(a) Technical Field
The present invention relates to a positive electrode material for a secondary battery. More particularly, it relates to a positive electrode material for a secondary battery and a method for manufacturing the same, in which manganese fluorophosphate containing lithium or sodium can be used as an electrode material.
(b) Background Art
With the proliferation of portable electrical and electronic devices, new secondary batteries such as nickel hydrogen batteries, lithium secondary batteries, etc., have been actively developed. Among them, the lithium secondary battery is a battery, in which carbon such as graphite is used as a negative electrode active material, oxide containing lithium is used as a positive electrode active material, and a non-aqueous solvent is used as an electrolyte solution. Lithium having a high ionization tendency can generate a high voltage and is thus used in the development of batteries with high energy density.

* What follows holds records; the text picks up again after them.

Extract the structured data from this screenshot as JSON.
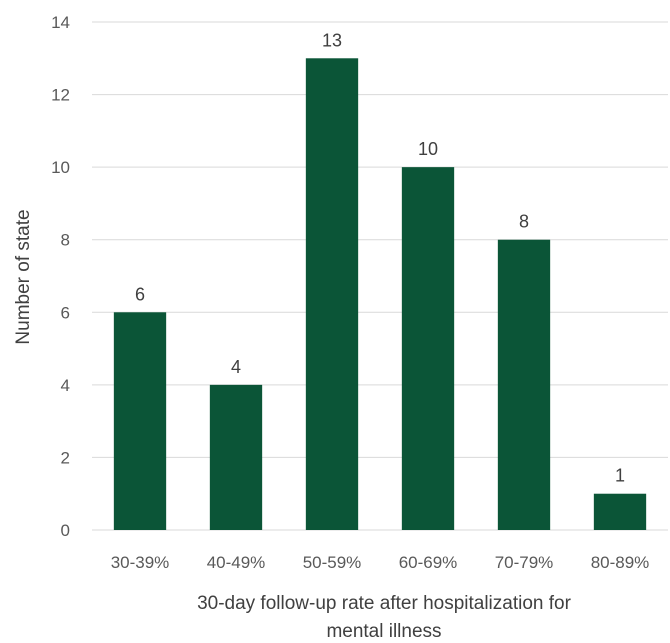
{
  "chart_data": {
    "type": "bar",
    "categories": [
      "30-39%",
      "40-49%",
      "50-59%",
      "60-69%",
      "70-79%",
      "80-89%"
    ],
    "values": [
      6,
      4,
      13,
      10,
      8,
      1
    ],
    "title": "",
    "xlabel_lines": [
      "30-day follow-up rate after hospitalization for",
      "mental illness"
    ],
    "ylabel": "Number of state",
    "ylim": [
      0,
      14
    ],
    "yticks": [
      0,
      2,
      4,
      6,
      8,
      10,
      12,
      14
    ],
    "grid": true,
    "data_labels": true,
    "bar_color": "#0b5537",
    "grid_color": "#d9d9d9"
  }
}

Lithium transition metal oxides are widely used as the positive electrode active material, and more than 90% of layered lithium transition metal oxides such as lithium cobalt oxides, lithium nickel oxides, multi-component metal oxides (e.g., cobalt-nickel-manganese ternary system), etc., are used.
However, in the layered lithium transition metal oxides widely used as the positive electrode active material, oxygen separated from a lattice participates in a reaction under abnormal conditions (such as overcharge and high temperature), thus causing abnormal behaviors such as a fire in the battery. In order to overcome the drawbacks of the layered lithium transition metal oxides, extensive research aimed at developing a positive electrode active material having spinel and olivine structures has been pursued.
As a means for solving the problem of the lithium secondary battery, such as a reduction in the safety due to the deterioration of the positive electrode, the use of spinel-type lithium manganese oxides having a three dimensional pathway for lithium ion transport and polyanion-type lithium metal phosphates having an olivine structure, instead of the layered lithium transition metal oxides, has been proposed. However, the use of the spinel-type lithium manganese oxide is limited due to release of lithium during charge and discharge and due to structural instability by Jahn-Teller distortion.
Among the olivine lithium metal phosphates, the use of lithium iron phosphate and lithium manganese phosphate as the positive electrode material has been limited due to low electrical conductivity, but they can be used as the positive electrode material as this problem has been solved by nanosizing of particles, carbon coating, etc.
Recently, fluorophosphates have been reported as the polyanion materials. The fluorophosphate has a chemical formula of A2MPO4F where A is Li or Na and M is a transition metal such as Mn, Fe, Co, Ni, V or a mixture thereof. Since the fluorophosphate theoretically contains two sodium atoms, a theoretical capacity of about two times that of existing lithium metal phosphates is expected.
Moreover, when sodium fluorophosphate (Na2MPO4F, where M is Fe, Co, Ni, V or a mixture thereof) is used as the positive electrode material of the lithium secondary battery, sodium ions are deintercalated during initial charge and lithium ions are intercalated during initial discharge. Then, the intercalation and deintercalation reactions of lithium ions take place during the charge and discharge of the battery. Further, when the sodium fluorophosphate is used as a positive electrode material of a sodium-based battery, the intercalation and deintercalation of sodium ions occurs during the charge and discharge.
U.S. Pat. No. 6,872,492 discloses an example in which sodium fluorophosphates such as NaVPO4F, Na2FePO4F, (Na,Li)2FePO4F, etc., are used as a positive electrode material of a sodium-based battery, but this patent is limited to the sodium battery, not the lithium battery.
Moreover, the structure and the electrochemical properties of sodium iron fluorophosphate (Na2FePO4F) as the positive electrode material for the lithium secondary battery have been disclosed. However, the sodium iron fluorophosphate has a charge/discharge potential of about 3.5 V, which is as low as that of iron-containing olivines. Moreover, the sodium manganese fluorophosphate (Na2MnPO4F) has a potential higher than that of the sodium iron fluorophosphate, but the low electrical conductivity of manganese-containing polyanions leads to electrochemical inactivity.
The above information disclosed in this Background section is only for enhancement of understanding of the background of the invention and therefore it may contain information that does not form the prior art that is already known in this country to a person of ordinary skill in the art.